La tentative de suicide d’une journaliste à France 3 Grenoble, le 9 avril, quelques semaines seulement après celle d’une salariée de France 3 Orléans ébranle les rédactions régionales de France Télévisions qui dénoncent un management « à la France Télécom ».
Par Anne Sogno
Publié le 15 avril 2019 à 11h37
Mercredi 10 avril, les salariés des antennes de Lyon et de Clermont-Ferrand regroupées avec celle de Grenoble au sein de la direction régionale Auvergne-Rhône-Alpes de France 3, ont appris par un communiqué de la direction les faits dramatiques survenus à Grenoble. Mardi, en fin de journée, une journaliste en CDI, mère de deux enfants a tenté de mettre fin à ses jours en absorbant des médicaments sur le parking des locaux de France 3 Grenoble.
Selon ses collègues, la journaliste, élue de proximité auprès de l’inspection du travail, de la CSSCT du CSE du réseau régional ou de la cellule anti-harcèlement, qui avait dénoncé des faits de harcèlement moral sur des salariés, s’est retrouvée à son tour victime du harceleur présumé. Elle avait alerté la direction et demandé une intervention, en vain.
Harcèlement moral
Après une réunion préalable au CSE (Comité social économique) extraordinaire du réseau régional, le Syndicat national des journalistes (SNJ) réuni le 11 avril à Paris a publié un communiqué dénonçant la maladresse de la direction régionale qui a « jeté en pâture » le nom de la salariée « sans qu’aucun élément de compréhension ne soit indiqué ». Le SNJ s’indigne également des propos tenus par la direction de Grenoble qui voudrait « ramener l’origine de ces faits à un différend entre salariés et à la soi-disant fragilité de celle qui a commis ce geste ».

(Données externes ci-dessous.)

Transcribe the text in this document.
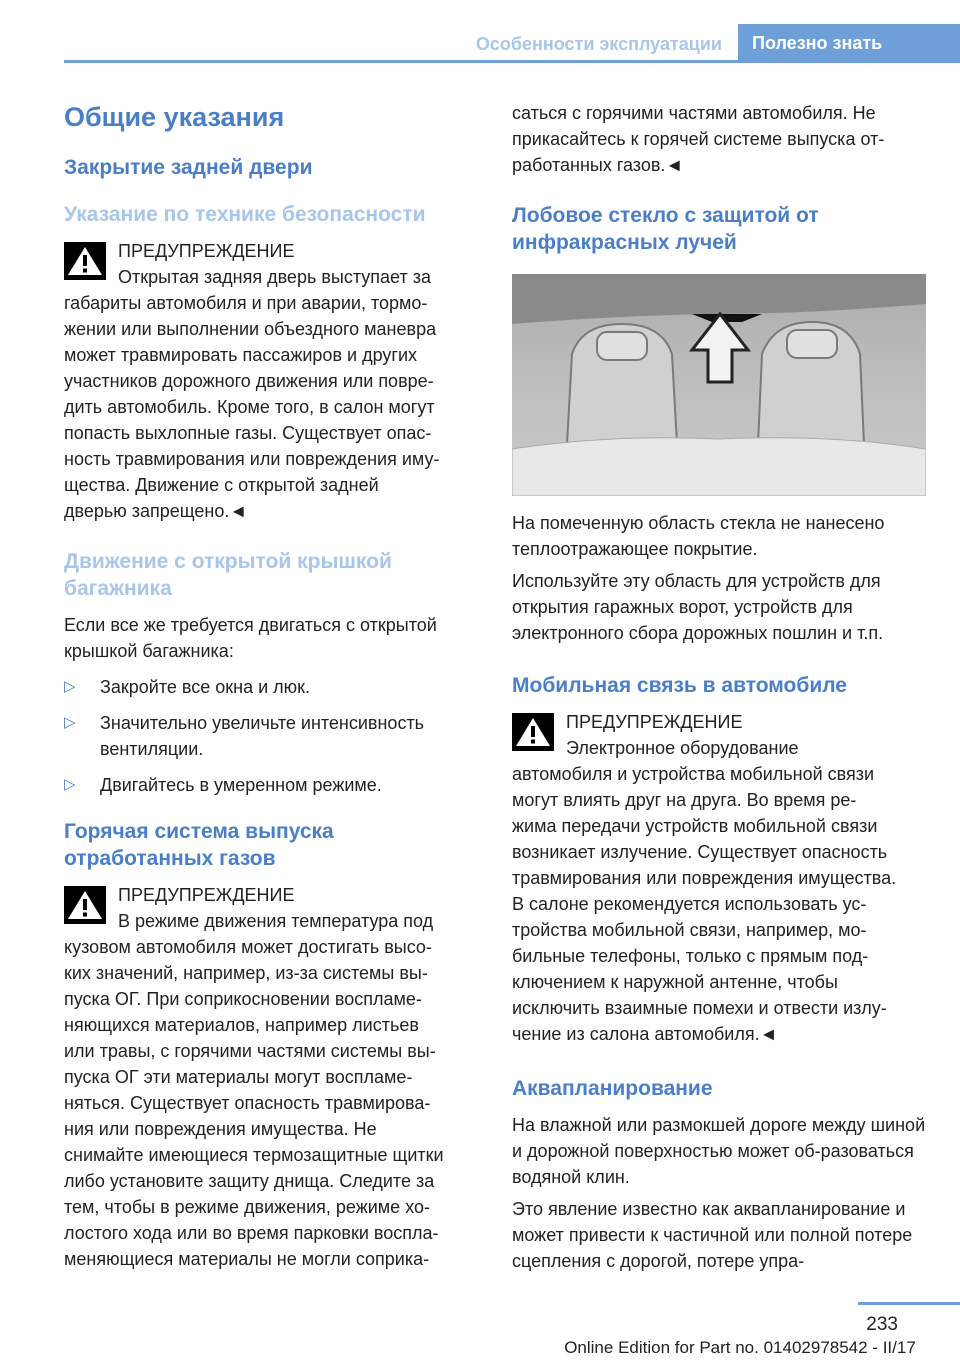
Особенности эксплуатации	Полезно знать
Общие указания
Закрытие задней двери
Указание по технике безопасности
ПРЕДУПРЕЖДЕНИЕ
Открытая задняя дверь выступает за
габариты автомобиля и при аварии, тормо-
жении или выполнении объездного маневра
может травмировать пассажиров и других
участников дорожного движения или повре-
дить автомобиль. Кроме того, в салон могут
попасть выхлопные газы. Существует опас-
ность травмирования или повреждения иму-
щества. Движение с открытой задней
дверью запрещено.◄
Движение с открытой крышкой багажника
Если все же требуется двигаться с открытой крышкой багажника:
▷ Закройте все окна и люк.
▷ Значительно увеличьте интенсивность вентиляции.
▷ Двигайтесь в умеренном режиме.
Горячая система выпуска отработанных газов
ПРЕДУПРЕЖДЕНИЕ
В режиме движения температура под
кузовом автомобиля может достигать высо-
ких значений, например, из-за системы вы-
пуска ОГ. При соприкосновении воспламе-
няющихся материалов, например листьев
или травы, с горячими частями системы вы-
пуска ОГ эти материалы могут воспламе-
няться. Существует опасность травмирова-
ния или повреждения имущества. Не
снимайте имеющиеся термозащитные щитки
либо установите защиту днища. Следите за
тем, чтобы в режиме движения, режиме хо-
лостого хода или во время парковки воспла-
меняющиеся материалы не могли соприка-
саться с горячими частями автомобиля. Не
прикасайтесь к горячей системе выпуска от-
работанных газов.◄
Лобовое стекло с защитой от инфракрасных лучей
На помеченную область стекла не нанесено теплоотражающее покрытие.
Используйте эту область для устройств для открытия гаражных ворот, устройств для электронного сбора дорожных пошлин и т.п.
Мобильная связь в автомобиле
ПРЕДУПРЕЖДЕНИЕ
Электронное оборудование
автомобиля и устройства мобильной связи
могут влиять друг на друга. Во время ре-
жима передачи устройств мобильной связи
возникает излучение. Существует опасность
травмирования или повреждения имущества.
В салоне рекомендуется использовать ус-
тройства мобильной связи, например, мо-
бильные телефоны, только с прямым под-
ключением к наружной антенне, чтобы
исключить взаимные помехи и отвести излу-
чение из салона автомобиля.◄
Аквапланирование
На влажной или размокшей дороге между шиной и дорожной поверхностью может об-разоваться водяной клин.
Это явление известно как аквапланирование и может привести к частичной или полной потере сцепления с дорогой, потере упра-
233
Online Edition for Part no. 01402978542 - II/17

Le SNJ constate que « depuis plusieurs semaines, de nombreuses alertes de cette élue n’ont pas été entendues par la direction » et que « les courriers adressés par le SNJ à la direction du réseau régional et à la présidence de France télévisions sont restés sans réponse ».
Pression sur les salariés
Pour un délégué syndical de l’antenne des Alpes (Isère, Savoie et Haute-Savoie) joint par l’Obs et qui préfère garder l’anonymat (comme toutes les autres personnes contactées), il s’agit clairement de faits de « harcèlement moral non reconnu par la direction qui font suite à de nombreuses situations non arbitrées qui s’accumulent et finissent par dégénérer ». « Après la tentative de suicide d’une salariée de l’antenne d’Orléans, le 12 février, les faits de harcèlement sexuels à « franceinfo: » révélés dernièrement et la tentative de suicide de notre collègue à Grenoble, la tension est à son comble dans les antennes régionales comme à France Télévisions ».
A Toulouse, Grenoble ou Orléans, les élus de proximité joints par l’Obs s’accordent sur la même analyse de la situation : le plan de recomposition prévu par France Télévisions prévoit le départ de 1 000 salariés avant 2022, l’embauche de jeunes sur le numérique et la fusion des métiers : en plus de leur spécialité (son, images etc.) les journalistes devront faire du montage et devenir des techniciens de régie. Cette recomposition de l’entreprise accentue la pression sur les salariés et leur fait craindre de perdre leur emploi ou pour ceux qui resteront, une surcharge de travail.
Le syndrome « France Télécom »
« Les cadres intermédiaires sont les premiers à trinquer. Les antennes régionales ont de plus en plus de mal à recruter des cadres journalistes qu’on ne forme pas au management et qui risquent à un moment ou à un autre, sous la pression de la direction, de déraper » précise l’un d’entre eux. « France Télévisions est une boîte tentaculaire où les cas de maltraitance au travail locaux restent sous cloche ; on ne nomme pas les choses. Il n’y a qu’à voir le mail adressé le 10 avril par le directeur régional, André Faucon : il parle de « geste grave » au sujet de la tentative de suicide de notre collègue. Ce malaise est la conséquence directe de la gestion humaine au plan national qui rappelle malheureusement le management de France Telecom dont on connaît les conséquences tragiques… » (l’entreprise « France Télécom »devenue « Orange » par la suite, avait été touchée par une vague de suicides en 2008 et 2009, N.D.L.R.).
Contactée par l’Obs, la directrice des ressources humaines pour la région « Auvergne-Rhône-Alpes » n’a pas souhaité « commenter l’événement » survenu à Grenoble et la direction nationale des ressources humaines pour France Télévisions à Paris est restée injoignable.